It seems another world away now but my first job in journalism was on a small weekly newspaper in the West Country. Golden weddings, flower shows, parish councils, you name it, the news team had to turn the minutiae of country life into scintillating copy. Well, do our best, anyway.
After two years I escaped to London and became a feature writer on a women’s magazine. Friends assumed this would involve writing cosy stories about shopping, cooking and babies, but they couldn’t have been more wrong. The magazine was keen to attract a younger and hipper audience and I was told to interview as many up-and-coming rock stars as I could. While the other writers rushed round the world meeting the likes of Mel Gibson and Tom Cruise, I set off in pursuit – metaphorically speaking – of people like George Michael, Paul Weller and Morrissey.
Morrissey hit the headlines recently when an academic declared that he is a poet to rival Philip Larkin. I’m not sure about that but he’s got a wonderful turn of phrase. I once interviewed him over lunch at J Sheekey in Covent Garden and despite his dour, tricky image, he was charm itself. He told me how his mum always believed in him (even when he decided he wasn’t cut out for work) and that as a child growing up on a Manchester council estate he far preferred staying in listening to Billy Fury records than going out to play with the other kids. But what really stuck in my mind was his point-blank refusal to settle for mediocrity.

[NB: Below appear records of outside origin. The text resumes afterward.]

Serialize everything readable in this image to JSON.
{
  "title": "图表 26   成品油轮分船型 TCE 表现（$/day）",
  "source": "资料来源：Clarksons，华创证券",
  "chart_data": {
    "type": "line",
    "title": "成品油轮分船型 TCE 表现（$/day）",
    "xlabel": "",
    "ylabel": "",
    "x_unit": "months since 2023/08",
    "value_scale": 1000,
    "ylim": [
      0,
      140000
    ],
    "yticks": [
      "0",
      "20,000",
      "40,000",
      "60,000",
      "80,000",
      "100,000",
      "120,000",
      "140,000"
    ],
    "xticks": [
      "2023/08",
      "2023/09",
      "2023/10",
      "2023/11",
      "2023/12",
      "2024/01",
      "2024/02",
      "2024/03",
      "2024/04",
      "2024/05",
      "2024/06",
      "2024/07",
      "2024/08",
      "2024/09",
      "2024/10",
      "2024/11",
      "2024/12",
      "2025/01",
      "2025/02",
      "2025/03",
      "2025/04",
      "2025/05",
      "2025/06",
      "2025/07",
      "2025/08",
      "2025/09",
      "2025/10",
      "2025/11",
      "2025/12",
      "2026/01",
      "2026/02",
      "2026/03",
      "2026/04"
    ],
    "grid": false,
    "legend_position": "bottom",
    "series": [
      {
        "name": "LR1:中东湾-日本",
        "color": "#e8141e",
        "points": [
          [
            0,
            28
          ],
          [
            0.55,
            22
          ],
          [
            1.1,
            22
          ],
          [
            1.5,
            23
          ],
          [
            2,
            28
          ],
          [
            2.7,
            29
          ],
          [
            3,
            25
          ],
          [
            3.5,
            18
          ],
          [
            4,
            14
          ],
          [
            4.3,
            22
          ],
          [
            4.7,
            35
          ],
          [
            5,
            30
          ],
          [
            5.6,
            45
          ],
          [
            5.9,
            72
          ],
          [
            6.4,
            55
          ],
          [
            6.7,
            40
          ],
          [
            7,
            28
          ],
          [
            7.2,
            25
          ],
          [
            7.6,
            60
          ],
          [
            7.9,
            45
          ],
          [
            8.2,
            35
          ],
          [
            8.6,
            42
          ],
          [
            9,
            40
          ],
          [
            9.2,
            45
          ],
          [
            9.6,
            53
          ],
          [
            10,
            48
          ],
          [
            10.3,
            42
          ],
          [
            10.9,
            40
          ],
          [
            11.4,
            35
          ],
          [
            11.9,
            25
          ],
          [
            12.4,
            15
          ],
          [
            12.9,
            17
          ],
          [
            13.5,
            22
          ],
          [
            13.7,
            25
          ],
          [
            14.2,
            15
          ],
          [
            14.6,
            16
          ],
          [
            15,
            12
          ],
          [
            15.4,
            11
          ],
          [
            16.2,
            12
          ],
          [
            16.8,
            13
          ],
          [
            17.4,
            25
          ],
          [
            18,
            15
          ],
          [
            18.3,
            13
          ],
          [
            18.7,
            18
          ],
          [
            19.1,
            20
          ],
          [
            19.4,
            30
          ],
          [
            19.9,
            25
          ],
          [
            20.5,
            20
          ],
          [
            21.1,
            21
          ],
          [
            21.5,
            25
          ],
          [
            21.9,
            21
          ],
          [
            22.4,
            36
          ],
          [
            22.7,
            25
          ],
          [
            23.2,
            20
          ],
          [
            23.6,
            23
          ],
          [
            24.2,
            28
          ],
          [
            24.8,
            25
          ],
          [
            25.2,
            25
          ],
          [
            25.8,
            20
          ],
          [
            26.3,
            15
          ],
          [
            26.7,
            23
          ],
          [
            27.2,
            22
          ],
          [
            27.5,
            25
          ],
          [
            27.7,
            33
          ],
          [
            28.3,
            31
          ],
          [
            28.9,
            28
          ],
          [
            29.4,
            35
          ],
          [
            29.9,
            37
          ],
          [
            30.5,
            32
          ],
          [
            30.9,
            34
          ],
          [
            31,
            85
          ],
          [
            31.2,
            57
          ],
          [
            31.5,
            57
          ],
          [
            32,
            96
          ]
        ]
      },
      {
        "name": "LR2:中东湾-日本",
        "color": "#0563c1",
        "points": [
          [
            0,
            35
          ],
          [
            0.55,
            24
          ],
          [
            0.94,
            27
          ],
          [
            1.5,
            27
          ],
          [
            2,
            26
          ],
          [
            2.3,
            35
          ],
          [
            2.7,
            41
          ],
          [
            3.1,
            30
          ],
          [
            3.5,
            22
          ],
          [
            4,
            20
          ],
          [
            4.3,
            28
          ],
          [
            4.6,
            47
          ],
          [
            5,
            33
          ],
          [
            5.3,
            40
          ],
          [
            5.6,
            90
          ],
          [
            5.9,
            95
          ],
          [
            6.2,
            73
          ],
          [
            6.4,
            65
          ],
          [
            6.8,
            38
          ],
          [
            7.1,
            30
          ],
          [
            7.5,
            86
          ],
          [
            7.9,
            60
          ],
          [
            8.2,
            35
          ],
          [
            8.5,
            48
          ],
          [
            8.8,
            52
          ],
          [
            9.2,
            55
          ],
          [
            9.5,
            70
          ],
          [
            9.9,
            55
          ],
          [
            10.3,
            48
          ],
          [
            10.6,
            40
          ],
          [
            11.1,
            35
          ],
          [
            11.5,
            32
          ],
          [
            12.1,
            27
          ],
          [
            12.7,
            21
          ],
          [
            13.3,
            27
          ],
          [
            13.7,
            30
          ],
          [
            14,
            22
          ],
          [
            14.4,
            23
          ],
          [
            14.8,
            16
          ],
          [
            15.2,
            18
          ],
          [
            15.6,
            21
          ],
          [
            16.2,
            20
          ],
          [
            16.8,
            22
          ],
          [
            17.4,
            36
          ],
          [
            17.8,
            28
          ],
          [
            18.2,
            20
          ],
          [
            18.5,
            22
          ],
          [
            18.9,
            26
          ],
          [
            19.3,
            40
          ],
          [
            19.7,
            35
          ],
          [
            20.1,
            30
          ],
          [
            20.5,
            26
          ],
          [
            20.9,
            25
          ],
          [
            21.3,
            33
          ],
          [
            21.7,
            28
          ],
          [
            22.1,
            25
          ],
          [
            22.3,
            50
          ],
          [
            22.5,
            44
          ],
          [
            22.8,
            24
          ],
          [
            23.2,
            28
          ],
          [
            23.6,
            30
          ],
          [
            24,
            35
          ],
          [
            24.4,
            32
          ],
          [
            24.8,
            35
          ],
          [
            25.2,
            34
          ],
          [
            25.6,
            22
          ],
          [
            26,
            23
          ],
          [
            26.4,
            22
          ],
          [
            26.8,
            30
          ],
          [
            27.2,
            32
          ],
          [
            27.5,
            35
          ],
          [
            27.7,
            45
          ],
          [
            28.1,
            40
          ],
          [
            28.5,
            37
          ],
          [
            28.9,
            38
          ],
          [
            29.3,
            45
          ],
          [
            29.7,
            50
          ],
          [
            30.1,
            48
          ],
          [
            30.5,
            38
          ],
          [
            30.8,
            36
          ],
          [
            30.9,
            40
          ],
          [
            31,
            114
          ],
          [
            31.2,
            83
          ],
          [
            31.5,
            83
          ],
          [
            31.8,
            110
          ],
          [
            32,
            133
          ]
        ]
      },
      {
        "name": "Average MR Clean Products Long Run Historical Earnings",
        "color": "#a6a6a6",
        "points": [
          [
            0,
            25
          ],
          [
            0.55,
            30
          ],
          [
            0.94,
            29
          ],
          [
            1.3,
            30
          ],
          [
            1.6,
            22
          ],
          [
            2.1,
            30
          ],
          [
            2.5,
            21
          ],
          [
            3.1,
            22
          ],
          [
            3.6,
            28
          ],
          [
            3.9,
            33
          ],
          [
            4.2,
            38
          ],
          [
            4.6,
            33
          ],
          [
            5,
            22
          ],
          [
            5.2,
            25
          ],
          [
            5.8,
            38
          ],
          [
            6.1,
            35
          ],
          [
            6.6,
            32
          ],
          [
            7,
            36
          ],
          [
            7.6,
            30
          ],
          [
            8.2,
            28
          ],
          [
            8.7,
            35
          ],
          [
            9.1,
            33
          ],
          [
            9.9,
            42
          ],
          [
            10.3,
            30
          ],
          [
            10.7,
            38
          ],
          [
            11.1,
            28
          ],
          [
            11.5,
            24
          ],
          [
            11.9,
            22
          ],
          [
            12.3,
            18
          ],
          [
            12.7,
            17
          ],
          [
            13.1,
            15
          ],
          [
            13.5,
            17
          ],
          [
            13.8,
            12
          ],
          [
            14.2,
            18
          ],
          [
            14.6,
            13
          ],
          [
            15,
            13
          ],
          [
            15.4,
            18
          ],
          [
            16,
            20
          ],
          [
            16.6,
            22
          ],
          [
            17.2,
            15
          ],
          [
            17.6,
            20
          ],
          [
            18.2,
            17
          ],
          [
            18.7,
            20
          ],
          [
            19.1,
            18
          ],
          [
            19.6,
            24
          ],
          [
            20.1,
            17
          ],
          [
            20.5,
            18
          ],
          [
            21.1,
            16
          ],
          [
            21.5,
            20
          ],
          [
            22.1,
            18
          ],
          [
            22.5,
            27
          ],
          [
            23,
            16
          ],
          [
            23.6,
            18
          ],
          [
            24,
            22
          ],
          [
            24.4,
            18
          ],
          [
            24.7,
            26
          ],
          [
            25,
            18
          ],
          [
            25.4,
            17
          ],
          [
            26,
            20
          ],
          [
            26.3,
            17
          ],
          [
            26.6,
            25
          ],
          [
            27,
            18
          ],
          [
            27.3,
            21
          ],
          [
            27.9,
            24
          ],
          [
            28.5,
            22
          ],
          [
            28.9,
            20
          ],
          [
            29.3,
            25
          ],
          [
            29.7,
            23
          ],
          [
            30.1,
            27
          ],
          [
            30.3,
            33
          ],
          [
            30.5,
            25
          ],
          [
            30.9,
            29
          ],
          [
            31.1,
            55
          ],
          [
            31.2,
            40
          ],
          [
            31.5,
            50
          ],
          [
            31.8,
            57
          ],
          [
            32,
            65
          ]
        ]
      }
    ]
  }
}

“It sounds quite dramatic but I would never be content to straggle midstream,” he told me. “I always felt that if I couldn’t have what I wanted, I would rather have absolutely nothing at all. Perhaps that’s why I always thought that I would be impossibly successful or incredibly inconsequential.”
Luckily for Morrissey he’s ended up impossibly successful. As for the rest of us, it’s been straggling midstream all the way.







Dave
2 years, 10 months ago
After my first exams at university, I found that I was in the midstream. A great place to be. No point in working any harder as I was never going to make it onto the Dean’s list nor was I very likely to be chucked out.